Financial podcaster Farnoosh Torabi calls disability a “poverty trap” that ensnares millions of Americans. Even solidly middle-class people with disabilities face an uphill climb when it comes to building wealth and achieving financial independence. To illustrate the concept, Torabi featured the case of author Emily Black Rapp, a congenital lower-limb amputee. Despite holding advanced degrees and earning a good salary as a university professor, Rapp has had to contend with workplace discrimination, unstable insurance, high out-of-pocket medical costs, and other challenges that diminish her earning and spending power. Her prescription for changing the equation includes more inclusive workplaces, wage equity for people with disabilities, a stronger social safety net, better advocacy, and a push for cultural awareness.
Elsewhere in the news this week:
In an attempt to scratch out a beachhead in the global bionics industry, the Russian government has established a cluster of labs and factories on a remote sanctuary in the Sea of Japan called—not joking—Russky Island.
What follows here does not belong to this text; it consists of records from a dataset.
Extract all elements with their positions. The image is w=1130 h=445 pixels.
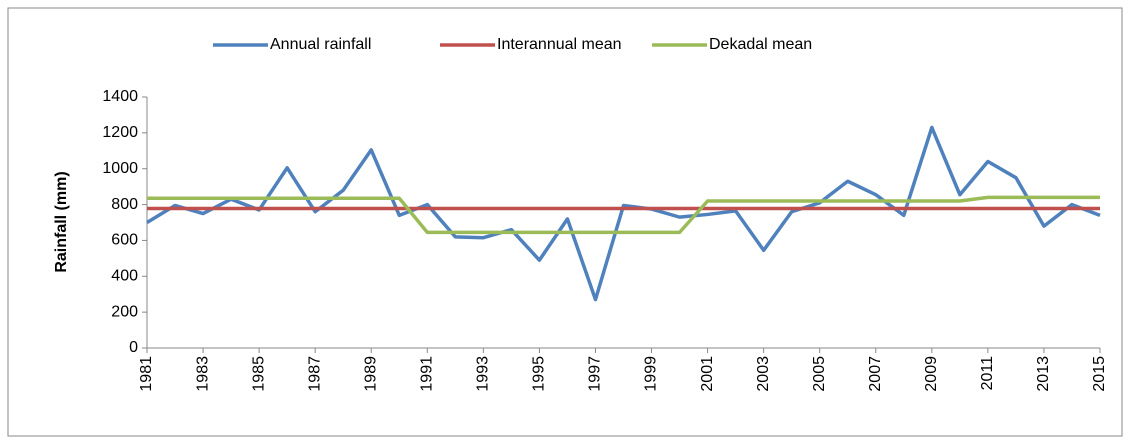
y-axis-label: Rainfall (mm) [53, 171, 70, 272]
x-tick-label: 1991 [419, 356, 436, 392]
x-tick-label: 1983 [194, 356, 211, 392]
x-tick-label: 1985 [250, 356, 267, 392]
legend-label: Dekadal mean [709, 36, 812, 53]
x-tick-label: 1981 [138, 356, 155, 392]
x-tick-label: 1999 [643, 356, 660, 392]
x-tick-label: 1995 [531, 356, 548, 392]
x-tick-label: 2009 [923, 356, 940, 392]
x-tick-label: 2011 [979, 356, 996, 391]
x-tick-label: 2015 [1091, 356, 1108, 392]
y-tick-label: 200 [111, 303, 138, 320]
x-tick-label: 1989 [362, 356, 379, 392]
y-tick-label: 1000 [102, 160, 138, 177]
legend-label: Annual rainfall [270, 36, 371, 53]
legend-label: Interannual mean [497, 36, 622, 53]
y-tick-label: 800 [111, 196, 138, 213]
x-tick-label: 2005 [811, 356, 828, 392]
x-tick-label: 1987 [306, 356, 323, 392]
y-tick-label: 0 [129, 339, 138, 356]
x-tick-label: 1993 [475, 356, 492, 392]
x-tick-label: 2001 [699, 356, 716, 392]
y-tick-label: 1200 [102, 124, 138, 141]
series-line [147, 195, 1100, 235]
x-tick-label: 2003 [755, 356, 772, 392]
y-tick-label: 600 [111, 232, 138, 249]
y-tick-label: 400 [111, 268, 138, 285]
x-tick-label: 2013 [1035, 356, 1052, 392]
y-tick-label: 1400 [102, 88, 138, 105]
x-tick-label: 2007 [867, 356, 884, 392]
x-tick-label: 1997 [587, 356, 604, 392]
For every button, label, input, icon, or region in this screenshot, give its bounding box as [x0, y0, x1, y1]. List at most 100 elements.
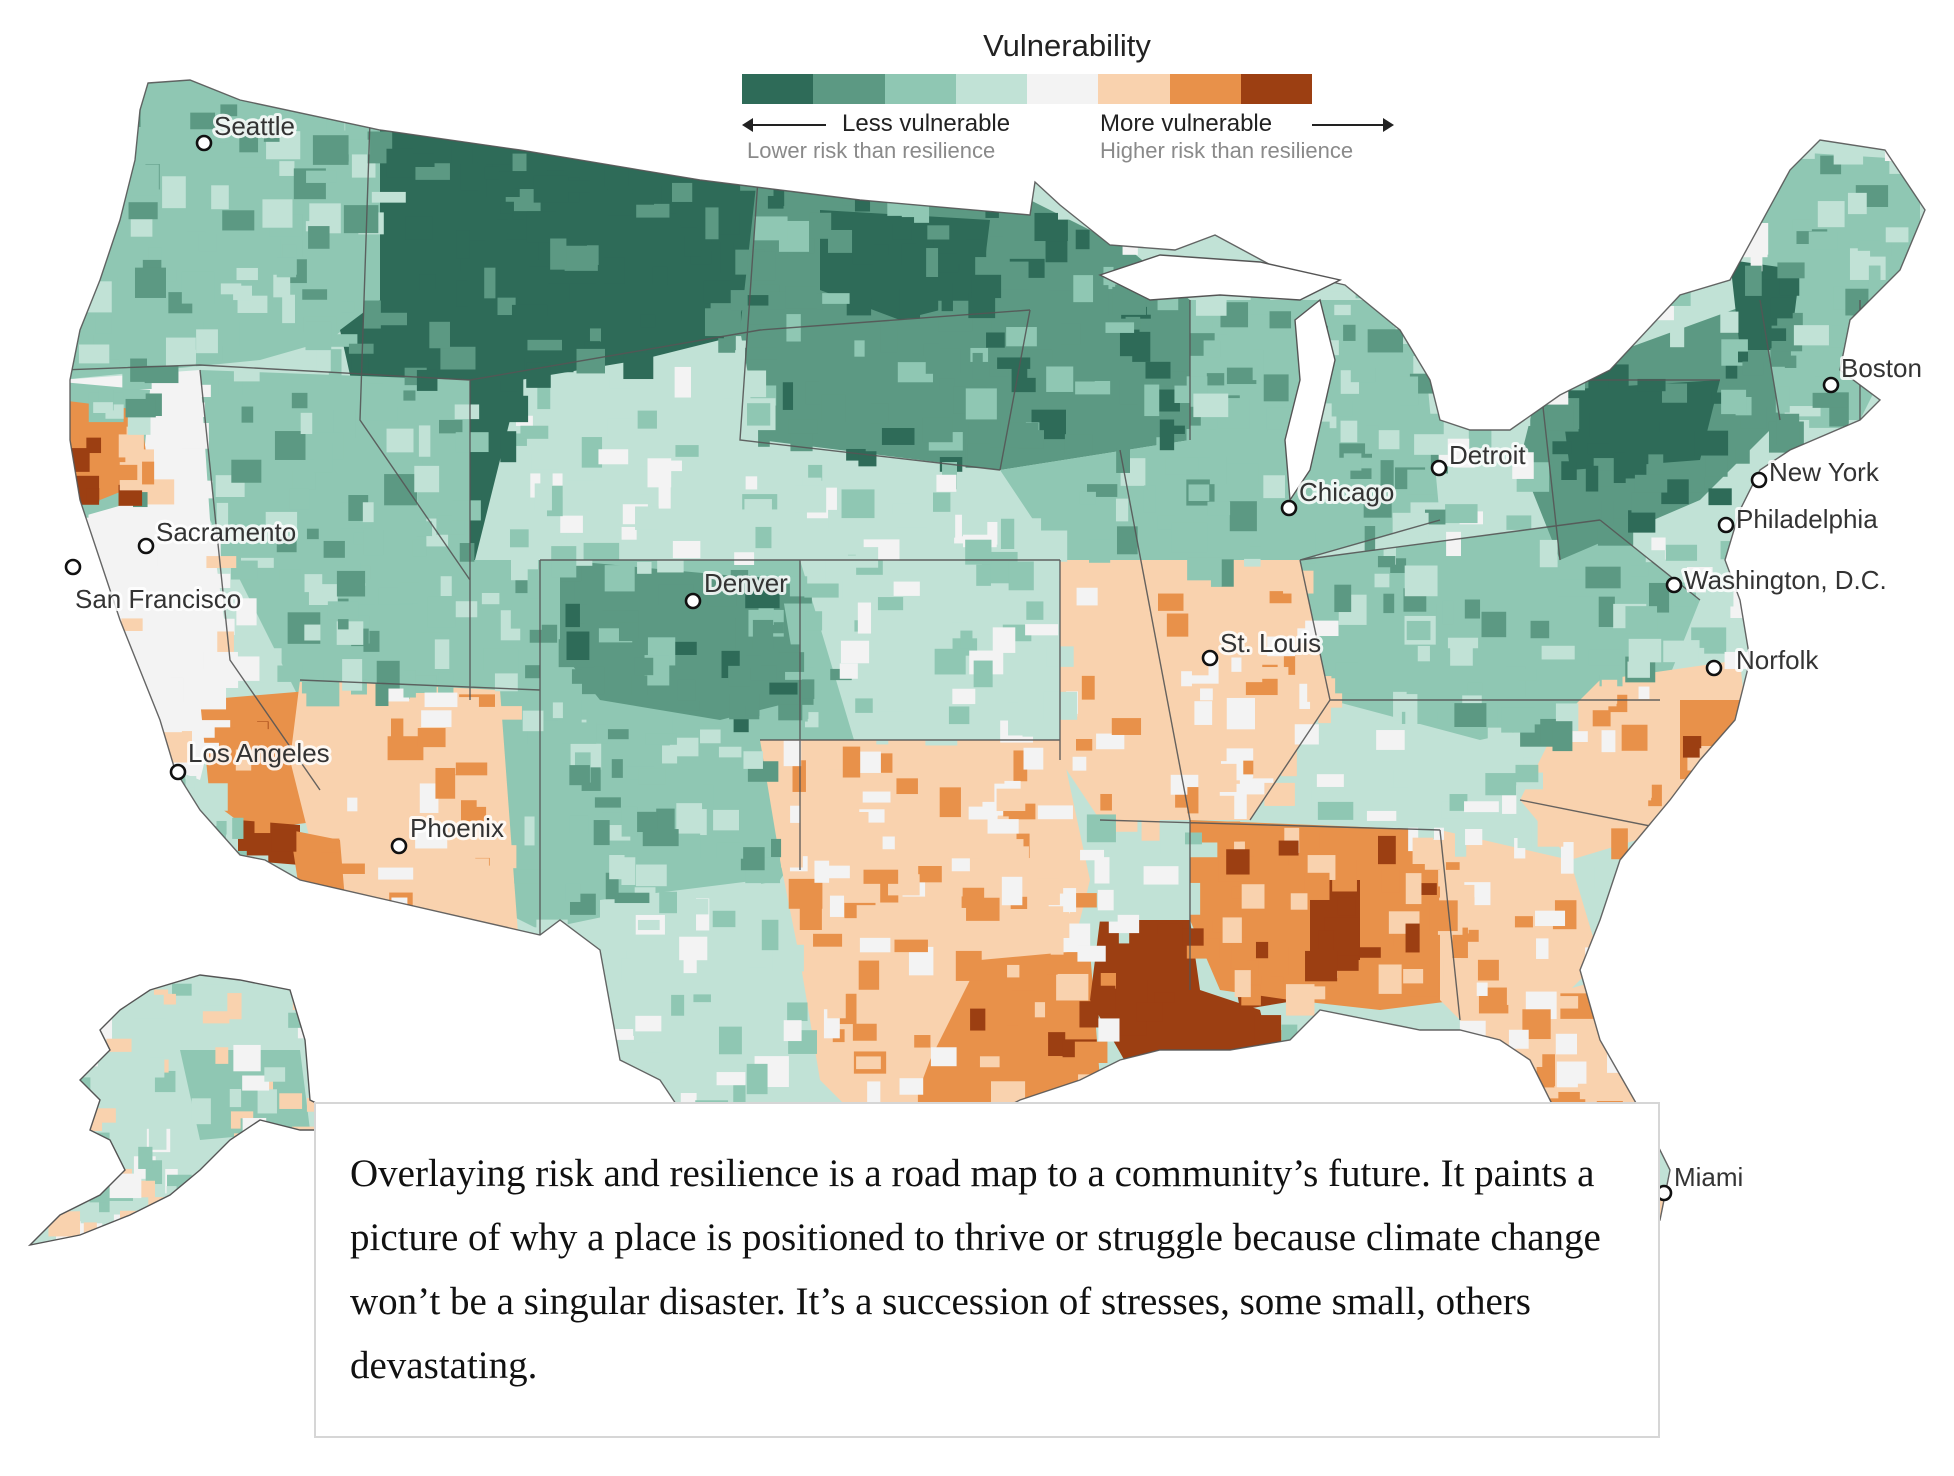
county-cell	[1296, 779, 1312, 811]
county-cell	[1278, 230, 1300, 258]
county-cell	[1000, 518, 1015, 550]
county-cell	[881, 428, 915, 445]
county-cell	[1203, 340, 1221, 358]
county-cell	[1882, 424, 1907, 441]
county-cell	[828, 229, 853, 253]
county-cell	[121, 618, 143, 631]
county-cell	[965, 388, 997, 420]
county-cell	[1414, 103, 1450, 132]
county-cell	[805, 611, 823, 631]
alaska-cell	[227, 993, 242, 1020]
county-cell	[282, 294, 295, 324]
county-cell	[989, 365, 1009, 377]
alaska-cell	[148, 1127, 167, 1150]
county-cell	[1682, 1066, 1700, 1081]
left-arrow-icon	[742, 118, 826, 132]
county-cell	[442, 1062, 466, 1082]
county-cell	[1283, 648, 1296, 675]
county-cell	[375, 683, 389, 707]
county-cell	[142, 461, 155, 485]
county-cell	[1858, 419, 1886, 451]
county-cell	[1326, 1051, 1361, 1073]
county-cell	[1771, 935, 1802, 950]
county-cell	[1870, 981, 1897, 1007]
alaska-cell	[67, 1057, 82, 1083]
county-cell	[1652, 845, 1676, 868]
county-cell	[1299, 683, 1311, 709]
county-cell	[607, 1029, 634, 1040]
county-cell	[207, 863, 221, 876]
county-cell	[124, 880, 150, 908]
county-cell	[1206, 373, 1225, 386]
county-cell	[418, 425, 431, 457]
county-cell	[975, 257, 1008, 279]
county-cell	[401, 1073, 428, 1085]
county-cell	[1724, 803, 1748, 815]
county-cell	[477, 963, 507, 985]
county-cell	[170, 677, 184, 703]
annotation-text: Overlaying risk and resilience is a road…	[350, 1152, 1601, 1387]
county-cell	[1631, 492, 1662, 513]
county-cell	[907, 180, 919, 193]
county-cell	[1271, 976, 1284, 993]
county-cell	[1152, 376, 1181, 387]
county-cell	[1763, 1044, 1777, 1076]
legend-swatch	[955, 74, 1027, 104]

The Nebraska Supreme Court ruled that, under Worker Compensation regulations, an amputee who lost his leg on the job may be entitled to hundreds of thousands of dollars to pay for home accessibility improvements.
Amputee poet Jillian Weise describes her hiring by the Florida State University English department as “a foundational moment” for disability rights in higher education. “It’s time for a kind of revolution in creative writing, where disabled poets, memoirists, novelists, screenwriters, are not just accepted but invited and welcome,” she says.
Neurobionic researchers need to get out of their silos and work more collaboratively, according to three neurosurgeons at the University of Wisconsin. “Progress in the field has not been coordinated,” they write, “and this has limited the ability to serve patients’ needs and optimize their quality of life.
Missouri legislator Rasheen Aldridge, one of two lower-limb amputees in that body, is working to make health care more affordable for people with disabilities.
Here’s amputee designer Stephanie Thomas’s advice for how to make the fashion industry more disability-friendly: “Hire more models with disabilities. Hire disabled editors, photographers, publicists, and designers. Uplift our voices and listen to our thoughts.”
Who are the most interesting startups developing robotic arms? Analytics Insight magazine runs down its list of the top 10.